La Atena Startup Battle è promossa da TMP Group, Studio Legale Gattai, Minoli, Agostinelli e Partners, 200Crowd e Talent Garden. L'evento finale, inizialmente previsto l'11 giugno al Talent Garden Calabiana di Milano, è stato spostato al 1 ottobre, sempre al TG Calabiana. Le startup possono candidarsi fino al 1 settembre, gratuitamente. L'evento finale offrirà a 20 startup selezionate l’occasione di sfidarsi a suon di “pitch” per presentare il proprio progetto e aggiudicarsi il premio finale del valore di 50mila euro in servizi di consulenza in ambito legale, di comunicazione, networking digitale, e di investimenti in equity crowdfunding.
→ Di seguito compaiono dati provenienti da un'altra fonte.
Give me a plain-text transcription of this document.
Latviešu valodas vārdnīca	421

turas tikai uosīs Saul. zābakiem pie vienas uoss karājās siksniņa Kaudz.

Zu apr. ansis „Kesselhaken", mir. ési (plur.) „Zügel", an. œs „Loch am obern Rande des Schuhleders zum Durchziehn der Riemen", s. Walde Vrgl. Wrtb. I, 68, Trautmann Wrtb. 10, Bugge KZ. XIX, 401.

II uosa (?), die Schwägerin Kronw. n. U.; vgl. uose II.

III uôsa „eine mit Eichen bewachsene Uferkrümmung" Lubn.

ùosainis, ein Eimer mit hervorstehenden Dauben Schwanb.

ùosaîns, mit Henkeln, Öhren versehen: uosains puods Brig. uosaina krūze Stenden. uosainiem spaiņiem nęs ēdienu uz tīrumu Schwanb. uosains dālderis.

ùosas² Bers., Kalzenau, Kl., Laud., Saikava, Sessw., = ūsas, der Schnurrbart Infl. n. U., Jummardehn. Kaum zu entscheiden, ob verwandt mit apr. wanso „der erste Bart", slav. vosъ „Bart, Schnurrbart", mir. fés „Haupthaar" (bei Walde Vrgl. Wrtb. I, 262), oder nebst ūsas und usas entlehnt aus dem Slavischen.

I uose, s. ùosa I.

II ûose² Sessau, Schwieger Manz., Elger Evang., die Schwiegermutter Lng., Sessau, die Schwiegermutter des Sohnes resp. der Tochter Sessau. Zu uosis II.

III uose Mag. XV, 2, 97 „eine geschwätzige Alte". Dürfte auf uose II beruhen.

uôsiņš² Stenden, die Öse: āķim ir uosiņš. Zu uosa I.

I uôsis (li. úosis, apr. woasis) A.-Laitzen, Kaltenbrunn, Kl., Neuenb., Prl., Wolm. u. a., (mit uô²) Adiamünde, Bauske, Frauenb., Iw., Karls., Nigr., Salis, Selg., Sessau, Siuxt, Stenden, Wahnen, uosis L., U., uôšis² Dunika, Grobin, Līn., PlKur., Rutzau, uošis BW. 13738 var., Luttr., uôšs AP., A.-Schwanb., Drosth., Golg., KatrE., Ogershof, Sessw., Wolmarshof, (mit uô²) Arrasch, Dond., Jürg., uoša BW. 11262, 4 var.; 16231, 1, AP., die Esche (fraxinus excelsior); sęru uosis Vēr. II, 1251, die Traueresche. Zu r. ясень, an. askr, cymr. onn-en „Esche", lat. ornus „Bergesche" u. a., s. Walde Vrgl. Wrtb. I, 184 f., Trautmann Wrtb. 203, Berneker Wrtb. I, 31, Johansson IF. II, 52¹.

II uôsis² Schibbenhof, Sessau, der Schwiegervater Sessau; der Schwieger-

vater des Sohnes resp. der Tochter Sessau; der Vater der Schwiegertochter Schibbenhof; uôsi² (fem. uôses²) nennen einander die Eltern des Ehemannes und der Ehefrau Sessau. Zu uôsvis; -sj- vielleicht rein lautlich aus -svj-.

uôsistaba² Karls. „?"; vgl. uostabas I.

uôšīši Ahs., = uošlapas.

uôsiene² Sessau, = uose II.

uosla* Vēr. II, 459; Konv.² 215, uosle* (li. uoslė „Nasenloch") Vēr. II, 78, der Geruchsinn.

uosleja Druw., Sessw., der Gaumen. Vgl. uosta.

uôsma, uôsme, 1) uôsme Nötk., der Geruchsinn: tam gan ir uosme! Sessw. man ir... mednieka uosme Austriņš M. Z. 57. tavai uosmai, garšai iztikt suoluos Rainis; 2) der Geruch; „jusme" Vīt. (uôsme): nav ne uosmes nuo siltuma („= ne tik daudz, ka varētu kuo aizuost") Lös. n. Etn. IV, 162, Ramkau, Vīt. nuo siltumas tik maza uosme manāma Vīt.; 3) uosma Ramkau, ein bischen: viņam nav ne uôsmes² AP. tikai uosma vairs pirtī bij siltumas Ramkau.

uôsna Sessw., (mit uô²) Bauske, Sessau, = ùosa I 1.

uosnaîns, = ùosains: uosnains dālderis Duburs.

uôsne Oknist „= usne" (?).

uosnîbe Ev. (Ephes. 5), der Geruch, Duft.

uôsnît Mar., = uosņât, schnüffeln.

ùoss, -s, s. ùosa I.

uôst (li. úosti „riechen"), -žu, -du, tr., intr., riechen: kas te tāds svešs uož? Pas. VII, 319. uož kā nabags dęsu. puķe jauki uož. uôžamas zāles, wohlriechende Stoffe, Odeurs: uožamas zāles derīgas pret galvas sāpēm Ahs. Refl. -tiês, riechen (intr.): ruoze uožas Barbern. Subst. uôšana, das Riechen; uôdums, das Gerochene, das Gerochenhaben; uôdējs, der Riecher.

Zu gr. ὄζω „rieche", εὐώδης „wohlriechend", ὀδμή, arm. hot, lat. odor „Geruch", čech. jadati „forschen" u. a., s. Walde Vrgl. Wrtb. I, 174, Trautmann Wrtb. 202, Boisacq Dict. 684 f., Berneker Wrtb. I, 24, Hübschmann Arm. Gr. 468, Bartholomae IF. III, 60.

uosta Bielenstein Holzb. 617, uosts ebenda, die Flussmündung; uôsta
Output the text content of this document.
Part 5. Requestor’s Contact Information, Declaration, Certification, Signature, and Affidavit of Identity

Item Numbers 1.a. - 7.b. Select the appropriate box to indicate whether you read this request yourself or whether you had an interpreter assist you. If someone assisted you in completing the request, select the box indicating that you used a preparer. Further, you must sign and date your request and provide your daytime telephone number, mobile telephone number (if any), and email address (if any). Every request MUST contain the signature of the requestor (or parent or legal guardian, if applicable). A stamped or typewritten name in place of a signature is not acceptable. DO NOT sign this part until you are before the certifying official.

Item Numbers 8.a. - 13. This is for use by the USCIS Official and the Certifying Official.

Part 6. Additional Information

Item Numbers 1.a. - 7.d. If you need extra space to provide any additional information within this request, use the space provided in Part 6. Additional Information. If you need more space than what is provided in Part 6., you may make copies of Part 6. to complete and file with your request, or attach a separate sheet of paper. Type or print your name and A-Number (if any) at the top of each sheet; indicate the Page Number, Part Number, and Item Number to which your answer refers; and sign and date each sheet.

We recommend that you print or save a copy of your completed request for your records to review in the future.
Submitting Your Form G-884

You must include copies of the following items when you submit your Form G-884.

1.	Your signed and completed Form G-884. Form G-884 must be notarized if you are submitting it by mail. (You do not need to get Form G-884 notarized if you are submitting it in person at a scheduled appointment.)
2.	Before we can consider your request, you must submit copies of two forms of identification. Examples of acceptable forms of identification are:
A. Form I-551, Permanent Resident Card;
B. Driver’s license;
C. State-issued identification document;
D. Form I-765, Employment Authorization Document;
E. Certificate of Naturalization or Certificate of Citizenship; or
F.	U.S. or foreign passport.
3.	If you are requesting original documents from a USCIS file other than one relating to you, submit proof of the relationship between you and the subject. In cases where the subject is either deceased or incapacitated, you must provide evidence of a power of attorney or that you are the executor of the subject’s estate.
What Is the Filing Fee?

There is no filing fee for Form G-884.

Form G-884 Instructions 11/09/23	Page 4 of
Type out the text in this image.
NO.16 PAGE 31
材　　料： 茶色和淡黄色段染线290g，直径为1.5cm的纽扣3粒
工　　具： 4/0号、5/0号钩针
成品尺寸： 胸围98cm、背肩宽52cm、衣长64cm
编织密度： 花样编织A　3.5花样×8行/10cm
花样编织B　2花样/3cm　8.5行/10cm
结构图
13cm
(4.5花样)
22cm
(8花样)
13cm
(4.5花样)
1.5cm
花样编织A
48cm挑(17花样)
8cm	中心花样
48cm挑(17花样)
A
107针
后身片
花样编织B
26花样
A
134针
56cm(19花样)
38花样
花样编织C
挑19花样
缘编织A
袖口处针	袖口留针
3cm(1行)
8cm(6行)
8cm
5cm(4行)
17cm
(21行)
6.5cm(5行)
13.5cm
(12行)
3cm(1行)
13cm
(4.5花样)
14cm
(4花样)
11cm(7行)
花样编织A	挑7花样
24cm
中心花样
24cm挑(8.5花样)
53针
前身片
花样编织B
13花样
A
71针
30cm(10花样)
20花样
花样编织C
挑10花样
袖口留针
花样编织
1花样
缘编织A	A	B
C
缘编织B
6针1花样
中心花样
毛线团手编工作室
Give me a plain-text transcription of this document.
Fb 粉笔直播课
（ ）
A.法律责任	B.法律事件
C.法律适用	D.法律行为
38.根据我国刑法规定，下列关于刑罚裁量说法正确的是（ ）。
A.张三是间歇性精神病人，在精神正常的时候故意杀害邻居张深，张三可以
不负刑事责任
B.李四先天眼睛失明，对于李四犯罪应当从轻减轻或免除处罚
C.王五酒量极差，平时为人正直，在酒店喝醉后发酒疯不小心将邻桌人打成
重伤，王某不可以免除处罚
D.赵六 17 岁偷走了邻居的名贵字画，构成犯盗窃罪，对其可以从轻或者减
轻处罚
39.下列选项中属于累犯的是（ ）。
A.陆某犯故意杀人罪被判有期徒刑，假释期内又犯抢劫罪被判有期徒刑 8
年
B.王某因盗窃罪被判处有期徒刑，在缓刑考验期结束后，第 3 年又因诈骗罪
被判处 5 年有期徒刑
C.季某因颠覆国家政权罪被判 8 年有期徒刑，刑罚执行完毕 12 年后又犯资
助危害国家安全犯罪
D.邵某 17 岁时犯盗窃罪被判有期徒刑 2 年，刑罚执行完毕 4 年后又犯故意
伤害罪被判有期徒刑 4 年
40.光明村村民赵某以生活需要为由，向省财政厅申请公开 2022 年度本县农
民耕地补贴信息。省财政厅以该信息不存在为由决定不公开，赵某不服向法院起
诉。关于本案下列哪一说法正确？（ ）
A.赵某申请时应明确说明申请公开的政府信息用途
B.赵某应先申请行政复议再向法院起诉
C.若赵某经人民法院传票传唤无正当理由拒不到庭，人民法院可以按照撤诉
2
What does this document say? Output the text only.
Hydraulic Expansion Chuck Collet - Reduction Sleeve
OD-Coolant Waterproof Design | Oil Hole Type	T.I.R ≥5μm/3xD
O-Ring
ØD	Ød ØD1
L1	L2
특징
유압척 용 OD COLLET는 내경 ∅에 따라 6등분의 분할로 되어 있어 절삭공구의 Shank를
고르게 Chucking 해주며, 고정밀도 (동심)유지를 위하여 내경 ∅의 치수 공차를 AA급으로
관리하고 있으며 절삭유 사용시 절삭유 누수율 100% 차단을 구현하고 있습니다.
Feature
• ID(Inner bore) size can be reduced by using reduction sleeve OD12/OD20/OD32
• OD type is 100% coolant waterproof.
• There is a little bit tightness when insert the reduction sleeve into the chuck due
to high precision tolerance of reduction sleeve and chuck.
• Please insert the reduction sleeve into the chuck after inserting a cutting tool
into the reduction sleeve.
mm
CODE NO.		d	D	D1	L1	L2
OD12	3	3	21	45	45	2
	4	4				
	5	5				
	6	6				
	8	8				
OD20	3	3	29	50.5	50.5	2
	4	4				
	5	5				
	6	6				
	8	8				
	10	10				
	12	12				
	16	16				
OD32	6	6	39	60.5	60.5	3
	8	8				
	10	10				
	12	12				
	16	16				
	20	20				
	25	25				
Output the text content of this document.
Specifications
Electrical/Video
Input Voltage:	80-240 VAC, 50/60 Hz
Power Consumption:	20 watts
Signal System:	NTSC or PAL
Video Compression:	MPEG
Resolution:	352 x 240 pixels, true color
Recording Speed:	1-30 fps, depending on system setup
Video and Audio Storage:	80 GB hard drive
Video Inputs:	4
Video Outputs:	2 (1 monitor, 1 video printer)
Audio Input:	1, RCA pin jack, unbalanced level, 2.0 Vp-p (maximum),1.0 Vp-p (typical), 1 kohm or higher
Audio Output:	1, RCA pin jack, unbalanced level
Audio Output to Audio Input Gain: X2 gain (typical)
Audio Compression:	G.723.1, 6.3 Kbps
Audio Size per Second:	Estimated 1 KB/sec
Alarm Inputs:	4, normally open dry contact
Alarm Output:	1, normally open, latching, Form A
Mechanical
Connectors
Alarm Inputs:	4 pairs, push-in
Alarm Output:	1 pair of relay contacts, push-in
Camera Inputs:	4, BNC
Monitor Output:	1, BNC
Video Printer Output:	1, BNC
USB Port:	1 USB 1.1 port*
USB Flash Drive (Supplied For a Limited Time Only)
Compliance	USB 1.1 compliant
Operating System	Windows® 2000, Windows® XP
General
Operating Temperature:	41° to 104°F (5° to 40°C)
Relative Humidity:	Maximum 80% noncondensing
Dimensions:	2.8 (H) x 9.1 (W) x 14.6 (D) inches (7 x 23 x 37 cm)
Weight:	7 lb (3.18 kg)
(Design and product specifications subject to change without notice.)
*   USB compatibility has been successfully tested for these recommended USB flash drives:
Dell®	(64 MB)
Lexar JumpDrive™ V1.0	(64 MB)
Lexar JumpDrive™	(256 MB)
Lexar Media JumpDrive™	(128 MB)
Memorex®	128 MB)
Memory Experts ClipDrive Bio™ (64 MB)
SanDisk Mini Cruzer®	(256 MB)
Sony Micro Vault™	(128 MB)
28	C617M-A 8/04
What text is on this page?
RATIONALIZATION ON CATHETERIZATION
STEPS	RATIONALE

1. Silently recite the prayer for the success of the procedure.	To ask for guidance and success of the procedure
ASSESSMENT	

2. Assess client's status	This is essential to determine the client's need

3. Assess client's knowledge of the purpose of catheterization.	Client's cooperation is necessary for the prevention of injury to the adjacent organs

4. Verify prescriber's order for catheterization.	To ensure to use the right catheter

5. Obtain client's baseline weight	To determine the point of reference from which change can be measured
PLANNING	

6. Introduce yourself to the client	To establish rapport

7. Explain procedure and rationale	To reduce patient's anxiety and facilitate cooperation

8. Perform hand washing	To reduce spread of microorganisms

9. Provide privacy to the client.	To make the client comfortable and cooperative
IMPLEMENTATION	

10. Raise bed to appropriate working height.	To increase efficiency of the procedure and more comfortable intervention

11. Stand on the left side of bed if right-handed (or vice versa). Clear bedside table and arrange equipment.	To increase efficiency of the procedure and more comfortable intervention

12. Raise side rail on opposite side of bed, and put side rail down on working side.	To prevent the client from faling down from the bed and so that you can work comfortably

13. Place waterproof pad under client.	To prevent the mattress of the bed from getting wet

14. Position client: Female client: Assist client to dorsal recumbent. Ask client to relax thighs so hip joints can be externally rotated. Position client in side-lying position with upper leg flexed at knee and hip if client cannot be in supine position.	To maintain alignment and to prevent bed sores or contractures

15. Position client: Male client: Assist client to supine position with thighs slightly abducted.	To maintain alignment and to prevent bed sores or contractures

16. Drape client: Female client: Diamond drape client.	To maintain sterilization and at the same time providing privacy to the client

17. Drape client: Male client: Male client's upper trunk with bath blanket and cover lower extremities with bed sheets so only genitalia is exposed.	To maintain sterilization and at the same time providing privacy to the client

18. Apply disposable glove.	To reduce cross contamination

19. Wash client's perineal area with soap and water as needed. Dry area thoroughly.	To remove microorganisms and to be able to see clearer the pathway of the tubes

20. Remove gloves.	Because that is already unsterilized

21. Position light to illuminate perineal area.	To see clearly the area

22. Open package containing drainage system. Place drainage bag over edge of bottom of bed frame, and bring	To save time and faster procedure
L’emergenza corona virus ha anche anticipato la fine del roadshow di presentazione che ha toccato alcune tra le più importanti città italiane, dando a tutte le startup intervenute l'opportunità di conoscere la battle, condividere la propria idea imprenditoriale e formarsi. Sarà però possibile seguire in streaming la tappa dell’8 aprile, aperta a tutti per farsi conoscere e scoprire di più su come candidarsi.

20 finaliste: 1 la sceglie "il popolo"

Gli organizzatori si aspettano un migliaio di candidature, da cui selezionare le 20 finaliste. La scelta toccherà a una giuria "di qualità", a cui si affiancherà una "giuria popolare" con un voto online per recuperare progetti scartati dai giurati ma che piacciono al "crowd". 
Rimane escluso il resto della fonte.